Hijack Avis critique du film & résumé du film (2023)
Écrit par George Kay (la récente adaptation Netflix de « Lupin ») et réalisé par Jim Field Smith (« Butter »), « Hijack » s’ouvre avec les derniers passagers embarquant sur un vol de sept heures de Dubaï à Londres. L’une des dernières personnes à bord est Sam Nelson (Elba), qui échange quelques textos avec son ex-partenaire qui montrent clairement que les choses sont un peu difficiles sur le front intérieur. Elle essaie même de l’encourager à ne pas venir à Londres. Il ignore cette instruction et se retrouve sur un vol de l’enfer lorsque cinq pirates de l’air rattrapent le voyage. Dirigés par un homme stoïque nommé Stuart (un excellent Neil Maskell), les pirates de l’air semblent avoir un plan hautement coordonné, y compris un moyen de manipuler émotionnellement leur chemin dans le cockpit, bien que Kay ait l’habitude d’analyser les informations de manière frustrante. Pour plusieurs épisodes, on ne sait même pas quelles sont les intentions des pirates de l’air ou ce qu’ils espèrent accomplir (un dossier nommé « Demandes » apparaît à plus de la moitié de la série), ce qui pourrait théoriquement ajouter de la tension en nous faisant sentir comme des passagers confus sur le avion, mais le spectacle quitte si systématiquement le navire que cela commence juste à être un truc bon marché.

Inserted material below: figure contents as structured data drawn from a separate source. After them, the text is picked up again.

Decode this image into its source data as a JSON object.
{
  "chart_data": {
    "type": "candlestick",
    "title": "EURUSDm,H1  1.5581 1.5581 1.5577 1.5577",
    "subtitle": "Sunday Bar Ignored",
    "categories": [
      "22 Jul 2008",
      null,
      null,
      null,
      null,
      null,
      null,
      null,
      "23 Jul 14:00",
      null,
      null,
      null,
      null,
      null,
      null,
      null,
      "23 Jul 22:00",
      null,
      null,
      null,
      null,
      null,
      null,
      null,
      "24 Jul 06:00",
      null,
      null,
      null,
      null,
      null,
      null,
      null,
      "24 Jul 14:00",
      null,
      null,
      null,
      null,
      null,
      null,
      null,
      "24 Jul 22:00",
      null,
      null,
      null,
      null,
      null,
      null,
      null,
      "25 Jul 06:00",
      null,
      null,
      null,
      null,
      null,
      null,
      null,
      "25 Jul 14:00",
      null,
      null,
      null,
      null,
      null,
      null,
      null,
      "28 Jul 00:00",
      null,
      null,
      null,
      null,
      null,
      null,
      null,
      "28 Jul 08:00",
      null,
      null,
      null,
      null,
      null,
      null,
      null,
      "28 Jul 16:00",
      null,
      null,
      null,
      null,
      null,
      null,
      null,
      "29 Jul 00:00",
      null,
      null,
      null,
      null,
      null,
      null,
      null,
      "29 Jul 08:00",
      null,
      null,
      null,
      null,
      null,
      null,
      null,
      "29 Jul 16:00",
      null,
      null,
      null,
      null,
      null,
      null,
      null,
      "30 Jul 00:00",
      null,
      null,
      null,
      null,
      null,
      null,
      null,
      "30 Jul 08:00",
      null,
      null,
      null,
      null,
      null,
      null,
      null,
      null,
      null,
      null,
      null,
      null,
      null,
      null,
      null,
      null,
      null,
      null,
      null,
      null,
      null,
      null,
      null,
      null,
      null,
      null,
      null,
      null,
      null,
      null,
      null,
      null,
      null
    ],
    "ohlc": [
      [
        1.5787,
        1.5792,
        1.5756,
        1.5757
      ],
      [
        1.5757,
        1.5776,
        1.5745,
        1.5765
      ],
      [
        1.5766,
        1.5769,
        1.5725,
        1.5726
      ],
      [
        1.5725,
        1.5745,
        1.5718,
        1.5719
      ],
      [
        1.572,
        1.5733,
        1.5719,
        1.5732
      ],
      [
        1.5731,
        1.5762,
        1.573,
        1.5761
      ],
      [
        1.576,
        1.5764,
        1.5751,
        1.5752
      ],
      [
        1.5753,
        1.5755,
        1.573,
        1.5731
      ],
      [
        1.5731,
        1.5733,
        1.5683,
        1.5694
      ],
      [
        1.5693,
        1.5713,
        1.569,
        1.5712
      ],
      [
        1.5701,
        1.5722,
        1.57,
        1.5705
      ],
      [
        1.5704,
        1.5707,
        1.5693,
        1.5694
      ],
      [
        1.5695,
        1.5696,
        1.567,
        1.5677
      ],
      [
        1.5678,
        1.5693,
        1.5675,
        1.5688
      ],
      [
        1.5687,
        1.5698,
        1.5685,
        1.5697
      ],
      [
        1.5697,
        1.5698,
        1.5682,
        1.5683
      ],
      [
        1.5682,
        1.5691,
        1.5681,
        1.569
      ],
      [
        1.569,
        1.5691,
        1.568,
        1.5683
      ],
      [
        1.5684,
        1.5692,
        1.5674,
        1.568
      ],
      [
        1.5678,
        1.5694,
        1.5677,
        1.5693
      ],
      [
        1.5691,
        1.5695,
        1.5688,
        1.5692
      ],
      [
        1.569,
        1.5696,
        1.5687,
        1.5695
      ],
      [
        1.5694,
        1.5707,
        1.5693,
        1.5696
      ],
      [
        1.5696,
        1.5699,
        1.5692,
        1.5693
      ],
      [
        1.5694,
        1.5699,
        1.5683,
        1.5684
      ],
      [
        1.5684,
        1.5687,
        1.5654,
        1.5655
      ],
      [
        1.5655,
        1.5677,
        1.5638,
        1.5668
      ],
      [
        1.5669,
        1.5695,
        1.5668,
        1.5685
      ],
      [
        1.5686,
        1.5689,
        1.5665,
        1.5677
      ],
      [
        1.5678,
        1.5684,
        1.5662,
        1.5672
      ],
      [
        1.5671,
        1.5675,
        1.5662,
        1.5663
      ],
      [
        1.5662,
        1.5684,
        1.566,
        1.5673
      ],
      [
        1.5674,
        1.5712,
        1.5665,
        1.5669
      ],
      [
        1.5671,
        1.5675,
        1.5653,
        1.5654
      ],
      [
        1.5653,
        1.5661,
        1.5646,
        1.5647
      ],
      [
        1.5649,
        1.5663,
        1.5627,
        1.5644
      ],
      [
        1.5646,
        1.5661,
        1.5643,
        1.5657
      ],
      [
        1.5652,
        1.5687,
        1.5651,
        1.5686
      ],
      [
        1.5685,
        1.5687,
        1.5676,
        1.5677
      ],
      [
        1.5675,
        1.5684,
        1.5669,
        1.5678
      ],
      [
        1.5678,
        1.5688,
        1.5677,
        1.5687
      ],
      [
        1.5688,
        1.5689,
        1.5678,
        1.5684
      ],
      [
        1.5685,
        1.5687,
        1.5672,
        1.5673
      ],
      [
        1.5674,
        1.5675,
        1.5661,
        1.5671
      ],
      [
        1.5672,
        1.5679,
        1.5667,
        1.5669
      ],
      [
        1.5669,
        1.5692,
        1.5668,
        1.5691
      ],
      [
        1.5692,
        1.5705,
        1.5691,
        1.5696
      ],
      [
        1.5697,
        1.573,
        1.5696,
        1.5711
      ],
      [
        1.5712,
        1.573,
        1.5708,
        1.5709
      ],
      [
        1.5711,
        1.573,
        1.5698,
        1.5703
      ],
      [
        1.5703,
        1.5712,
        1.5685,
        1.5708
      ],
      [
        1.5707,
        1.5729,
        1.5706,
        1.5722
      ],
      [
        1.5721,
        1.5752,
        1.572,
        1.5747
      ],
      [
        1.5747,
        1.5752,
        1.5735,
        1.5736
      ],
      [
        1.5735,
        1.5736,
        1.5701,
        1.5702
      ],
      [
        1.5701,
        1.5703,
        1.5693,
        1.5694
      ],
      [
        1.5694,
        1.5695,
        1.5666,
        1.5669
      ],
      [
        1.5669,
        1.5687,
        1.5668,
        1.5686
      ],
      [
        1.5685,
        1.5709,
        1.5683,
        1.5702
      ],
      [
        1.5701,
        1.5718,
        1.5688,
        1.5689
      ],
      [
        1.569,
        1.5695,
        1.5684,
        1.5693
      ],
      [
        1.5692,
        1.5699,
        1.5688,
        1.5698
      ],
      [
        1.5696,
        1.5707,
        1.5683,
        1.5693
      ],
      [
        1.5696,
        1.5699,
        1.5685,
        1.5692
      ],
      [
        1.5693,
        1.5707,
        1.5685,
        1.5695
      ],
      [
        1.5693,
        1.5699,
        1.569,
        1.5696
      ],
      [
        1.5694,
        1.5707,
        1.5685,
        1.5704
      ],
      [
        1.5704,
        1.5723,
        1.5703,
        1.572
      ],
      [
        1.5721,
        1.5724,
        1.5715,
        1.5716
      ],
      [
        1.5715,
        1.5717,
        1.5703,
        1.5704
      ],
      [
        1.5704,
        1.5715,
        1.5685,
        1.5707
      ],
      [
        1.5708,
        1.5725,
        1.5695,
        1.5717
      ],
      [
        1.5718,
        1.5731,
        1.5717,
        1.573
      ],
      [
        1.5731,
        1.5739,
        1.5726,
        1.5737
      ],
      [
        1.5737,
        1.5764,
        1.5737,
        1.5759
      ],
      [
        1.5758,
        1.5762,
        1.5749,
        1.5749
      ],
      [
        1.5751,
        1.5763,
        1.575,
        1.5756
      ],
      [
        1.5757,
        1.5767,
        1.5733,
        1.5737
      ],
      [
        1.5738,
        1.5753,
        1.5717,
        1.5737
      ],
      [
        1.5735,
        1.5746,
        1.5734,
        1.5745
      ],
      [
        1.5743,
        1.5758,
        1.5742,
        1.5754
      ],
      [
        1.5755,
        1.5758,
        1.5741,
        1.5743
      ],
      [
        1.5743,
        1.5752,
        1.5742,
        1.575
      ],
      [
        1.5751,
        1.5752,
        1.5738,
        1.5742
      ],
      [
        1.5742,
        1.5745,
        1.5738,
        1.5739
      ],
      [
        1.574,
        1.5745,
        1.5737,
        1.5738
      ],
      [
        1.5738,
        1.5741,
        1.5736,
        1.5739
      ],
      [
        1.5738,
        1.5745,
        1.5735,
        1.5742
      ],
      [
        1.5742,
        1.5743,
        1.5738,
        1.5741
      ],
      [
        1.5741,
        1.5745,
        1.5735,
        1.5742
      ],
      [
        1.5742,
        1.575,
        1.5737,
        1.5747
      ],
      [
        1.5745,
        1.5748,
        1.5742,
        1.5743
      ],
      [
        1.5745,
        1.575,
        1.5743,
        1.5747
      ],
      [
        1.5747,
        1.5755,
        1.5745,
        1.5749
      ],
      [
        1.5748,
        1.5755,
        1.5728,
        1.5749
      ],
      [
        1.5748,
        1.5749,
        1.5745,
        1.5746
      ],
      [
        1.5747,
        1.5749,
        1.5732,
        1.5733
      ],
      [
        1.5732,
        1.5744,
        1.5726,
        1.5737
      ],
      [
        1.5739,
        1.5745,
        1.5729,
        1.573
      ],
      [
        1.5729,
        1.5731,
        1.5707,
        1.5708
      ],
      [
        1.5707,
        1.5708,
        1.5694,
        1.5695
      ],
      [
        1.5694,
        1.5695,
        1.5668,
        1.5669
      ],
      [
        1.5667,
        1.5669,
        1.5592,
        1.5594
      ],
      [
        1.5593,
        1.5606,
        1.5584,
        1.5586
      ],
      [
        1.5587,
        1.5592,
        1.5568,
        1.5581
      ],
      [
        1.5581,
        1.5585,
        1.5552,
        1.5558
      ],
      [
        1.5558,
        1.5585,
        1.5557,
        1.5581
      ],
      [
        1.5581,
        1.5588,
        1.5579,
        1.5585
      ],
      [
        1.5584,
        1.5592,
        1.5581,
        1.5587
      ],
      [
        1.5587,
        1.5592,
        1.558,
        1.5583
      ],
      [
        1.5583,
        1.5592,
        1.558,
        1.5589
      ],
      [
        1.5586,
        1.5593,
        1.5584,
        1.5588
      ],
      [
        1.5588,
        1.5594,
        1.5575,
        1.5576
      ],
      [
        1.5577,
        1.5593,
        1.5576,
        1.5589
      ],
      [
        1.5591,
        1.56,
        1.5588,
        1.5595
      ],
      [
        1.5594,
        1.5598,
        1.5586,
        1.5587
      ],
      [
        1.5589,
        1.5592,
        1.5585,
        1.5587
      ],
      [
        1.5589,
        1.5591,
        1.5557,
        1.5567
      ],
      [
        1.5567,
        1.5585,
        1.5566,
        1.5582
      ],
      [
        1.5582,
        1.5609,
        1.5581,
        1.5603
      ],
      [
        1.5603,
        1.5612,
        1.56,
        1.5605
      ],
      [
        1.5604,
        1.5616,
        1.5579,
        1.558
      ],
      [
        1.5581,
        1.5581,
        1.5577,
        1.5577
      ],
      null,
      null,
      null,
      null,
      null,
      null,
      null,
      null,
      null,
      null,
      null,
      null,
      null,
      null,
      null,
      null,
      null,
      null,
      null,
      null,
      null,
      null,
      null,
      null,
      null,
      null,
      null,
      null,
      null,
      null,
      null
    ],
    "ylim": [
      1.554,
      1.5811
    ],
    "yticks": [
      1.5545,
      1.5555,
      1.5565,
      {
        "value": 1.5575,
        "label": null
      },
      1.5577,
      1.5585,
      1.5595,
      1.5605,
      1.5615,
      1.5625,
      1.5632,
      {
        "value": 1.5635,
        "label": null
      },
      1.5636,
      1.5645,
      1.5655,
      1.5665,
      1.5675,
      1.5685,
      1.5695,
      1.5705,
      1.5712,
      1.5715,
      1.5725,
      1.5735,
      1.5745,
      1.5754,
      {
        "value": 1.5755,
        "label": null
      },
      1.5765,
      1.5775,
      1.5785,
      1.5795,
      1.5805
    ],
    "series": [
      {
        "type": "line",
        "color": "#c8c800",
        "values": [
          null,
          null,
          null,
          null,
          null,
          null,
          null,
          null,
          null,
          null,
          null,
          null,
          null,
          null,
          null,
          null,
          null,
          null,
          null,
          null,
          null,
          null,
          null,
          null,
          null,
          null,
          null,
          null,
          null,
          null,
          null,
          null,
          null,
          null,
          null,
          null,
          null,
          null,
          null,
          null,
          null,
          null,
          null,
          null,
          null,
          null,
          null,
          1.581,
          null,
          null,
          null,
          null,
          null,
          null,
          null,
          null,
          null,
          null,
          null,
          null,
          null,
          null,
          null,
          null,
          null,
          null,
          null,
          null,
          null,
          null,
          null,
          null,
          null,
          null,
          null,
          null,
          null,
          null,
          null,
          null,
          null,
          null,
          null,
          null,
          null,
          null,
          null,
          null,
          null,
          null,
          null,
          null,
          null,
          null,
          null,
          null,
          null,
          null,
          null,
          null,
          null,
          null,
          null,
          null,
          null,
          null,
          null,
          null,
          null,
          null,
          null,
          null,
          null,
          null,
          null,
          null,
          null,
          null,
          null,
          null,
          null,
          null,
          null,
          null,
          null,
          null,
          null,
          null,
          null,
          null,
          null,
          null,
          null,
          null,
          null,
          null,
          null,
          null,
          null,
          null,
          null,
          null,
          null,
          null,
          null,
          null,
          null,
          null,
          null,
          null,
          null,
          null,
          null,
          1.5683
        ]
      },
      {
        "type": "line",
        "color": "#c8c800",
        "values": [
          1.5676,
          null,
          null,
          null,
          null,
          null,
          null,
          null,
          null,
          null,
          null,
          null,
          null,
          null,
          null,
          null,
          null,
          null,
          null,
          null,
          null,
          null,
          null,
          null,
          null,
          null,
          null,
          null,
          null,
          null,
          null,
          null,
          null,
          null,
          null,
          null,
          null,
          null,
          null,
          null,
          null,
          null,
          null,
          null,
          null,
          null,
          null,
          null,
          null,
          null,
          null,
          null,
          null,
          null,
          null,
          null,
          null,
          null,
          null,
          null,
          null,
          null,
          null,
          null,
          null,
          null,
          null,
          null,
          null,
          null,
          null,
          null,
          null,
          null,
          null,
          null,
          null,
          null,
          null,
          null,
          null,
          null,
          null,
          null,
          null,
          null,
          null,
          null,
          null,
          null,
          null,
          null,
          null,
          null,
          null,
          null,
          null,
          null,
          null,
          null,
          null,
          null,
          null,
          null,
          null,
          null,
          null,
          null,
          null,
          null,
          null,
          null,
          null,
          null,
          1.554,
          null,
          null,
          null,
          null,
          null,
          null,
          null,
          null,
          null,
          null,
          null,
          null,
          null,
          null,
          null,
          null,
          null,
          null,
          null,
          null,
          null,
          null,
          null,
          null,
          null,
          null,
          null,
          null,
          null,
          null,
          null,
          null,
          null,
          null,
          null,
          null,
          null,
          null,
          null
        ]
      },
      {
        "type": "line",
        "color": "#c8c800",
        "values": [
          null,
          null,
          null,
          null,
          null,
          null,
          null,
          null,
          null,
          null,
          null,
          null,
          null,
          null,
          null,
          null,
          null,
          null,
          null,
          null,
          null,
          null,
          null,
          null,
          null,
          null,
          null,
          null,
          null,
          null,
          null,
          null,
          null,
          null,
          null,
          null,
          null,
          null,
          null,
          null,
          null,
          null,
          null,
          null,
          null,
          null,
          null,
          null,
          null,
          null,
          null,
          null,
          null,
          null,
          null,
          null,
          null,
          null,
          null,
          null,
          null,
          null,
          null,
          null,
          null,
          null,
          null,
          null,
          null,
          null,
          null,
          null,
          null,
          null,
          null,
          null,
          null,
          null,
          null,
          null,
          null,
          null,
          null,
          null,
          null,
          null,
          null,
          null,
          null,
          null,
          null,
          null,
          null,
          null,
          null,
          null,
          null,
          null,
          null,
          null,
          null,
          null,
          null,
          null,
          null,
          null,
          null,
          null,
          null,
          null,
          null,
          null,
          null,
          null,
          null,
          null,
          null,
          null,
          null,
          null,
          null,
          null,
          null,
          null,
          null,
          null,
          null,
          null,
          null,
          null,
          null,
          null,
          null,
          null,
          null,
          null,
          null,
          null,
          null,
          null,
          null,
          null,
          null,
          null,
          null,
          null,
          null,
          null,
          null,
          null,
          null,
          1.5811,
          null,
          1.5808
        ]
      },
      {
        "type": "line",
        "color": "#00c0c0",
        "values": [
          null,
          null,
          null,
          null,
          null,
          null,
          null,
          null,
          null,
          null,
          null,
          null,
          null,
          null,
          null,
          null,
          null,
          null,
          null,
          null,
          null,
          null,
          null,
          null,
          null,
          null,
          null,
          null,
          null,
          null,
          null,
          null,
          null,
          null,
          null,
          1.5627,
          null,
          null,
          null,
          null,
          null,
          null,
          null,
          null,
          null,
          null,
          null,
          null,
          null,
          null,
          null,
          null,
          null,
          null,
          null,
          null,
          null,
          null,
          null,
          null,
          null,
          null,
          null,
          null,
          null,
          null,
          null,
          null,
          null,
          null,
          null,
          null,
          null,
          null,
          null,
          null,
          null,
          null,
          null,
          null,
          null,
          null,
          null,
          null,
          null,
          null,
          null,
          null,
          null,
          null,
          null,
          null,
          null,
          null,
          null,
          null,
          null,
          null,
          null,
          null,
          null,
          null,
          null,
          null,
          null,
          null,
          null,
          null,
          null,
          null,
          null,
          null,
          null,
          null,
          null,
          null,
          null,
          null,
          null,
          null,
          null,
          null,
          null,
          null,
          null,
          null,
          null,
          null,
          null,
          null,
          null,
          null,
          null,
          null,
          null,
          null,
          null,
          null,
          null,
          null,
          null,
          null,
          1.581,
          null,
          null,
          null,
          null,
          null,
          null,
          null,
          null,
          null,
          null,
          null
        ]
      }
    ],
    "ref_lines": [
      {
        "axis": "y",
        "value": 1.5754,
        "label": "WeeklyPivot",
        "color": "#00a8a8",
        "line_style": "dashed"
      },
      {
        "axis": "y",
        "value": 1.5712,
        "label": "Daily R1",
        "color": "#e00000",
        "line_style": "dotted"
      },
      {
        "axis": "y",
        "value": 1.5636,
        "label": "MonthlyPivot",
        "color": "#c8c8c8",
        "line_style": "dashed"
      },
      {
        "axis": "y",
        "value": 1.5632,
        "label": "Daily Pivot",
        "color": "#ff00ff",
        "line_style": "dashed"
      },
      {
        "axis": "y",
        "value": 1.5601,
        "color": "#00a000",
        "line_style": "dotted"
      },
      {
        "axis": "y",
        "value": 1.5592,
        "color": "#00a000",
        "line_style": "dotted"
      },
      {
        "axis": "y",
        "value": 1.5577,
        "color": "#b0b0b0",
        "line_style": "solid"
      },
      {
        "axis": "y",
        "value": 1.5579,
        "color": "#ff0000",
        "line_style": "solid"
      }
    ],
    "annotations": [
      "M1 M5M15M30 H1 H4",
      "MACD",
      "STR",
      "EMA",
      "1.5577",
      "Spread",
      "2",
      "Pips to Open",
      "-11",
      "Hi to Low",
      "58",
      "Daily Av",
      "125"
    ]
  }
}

Au lieu de nous enfermer dans nos sièges avec Sam et les autres passagers kidnappés, « Hijack » saute au Royaume-Uni pour inclure les personnes qui tenteront d’arrêter une tragédie depuis le sol. La grande star de « Torchwood » Eve Myles joue Alice Sinclair, l’une des contrôleurs aériens qui comprend la première la gravité de ce qui se passe sur le vol. Myles donne une performance intelligente et sans fioritures, souvent la voix de la raison qui élucide les enjeux de chaque situation croissante – généralement, la chose logique à faire serait de tirer l’avion hors du ciel. Une grande partie de « Hijack » consiste en ce que Sam essaie de réduire les enjeux du détournement afin qu’il ne se produise pas, ce qui en fait l’une des écritures et des performances les plus intéressantes d’Elba. Si le gouvernement britannique – ou le gouvernement hongrois qu’ils survolent – soupçonne qu’ils pourraient avoir un autre 11 septembre sur les bras, ils n’hésiteront pas à tuer tout le monde à bord. Elba montre à quel point l’expérience de son personnage en tant que négociateur d’affaires lui fait prendre conscience qu’il peut parfois devoir céder à ses bourreaux pour garder tout le monde calme.
Sam et Alice ne sont pas les seuls à être nerveux alors que le ministre de l’Intérieur et d’autres acteurs britanniques du pouvoir débattent de ce qu’il faut faire avec un avion incontrôlé se dirigeant vers l’une des plus grandes villes du monde. Ces scènes sont admirables sur le plan politique, mais elles vont à l’encontre de « Hijack » en réduisant la tension à chaque fois que nous quittons l’avion. De même, Neil Maskell est solide en tant que flic qui s’implique profondément dans l’affaire d’un lien qu’il a déjà avec Sam, mais son arc aussi sert à encombrer plus qu’autre chose. « Hijack » fonctionne indéniablement mieux quand c’est Elba contre Maskell, et je souhaitais des scènes plus juteuses entre les deux acteurs au lieu de sous-intrigues sur ce qui se passait sur le terrain.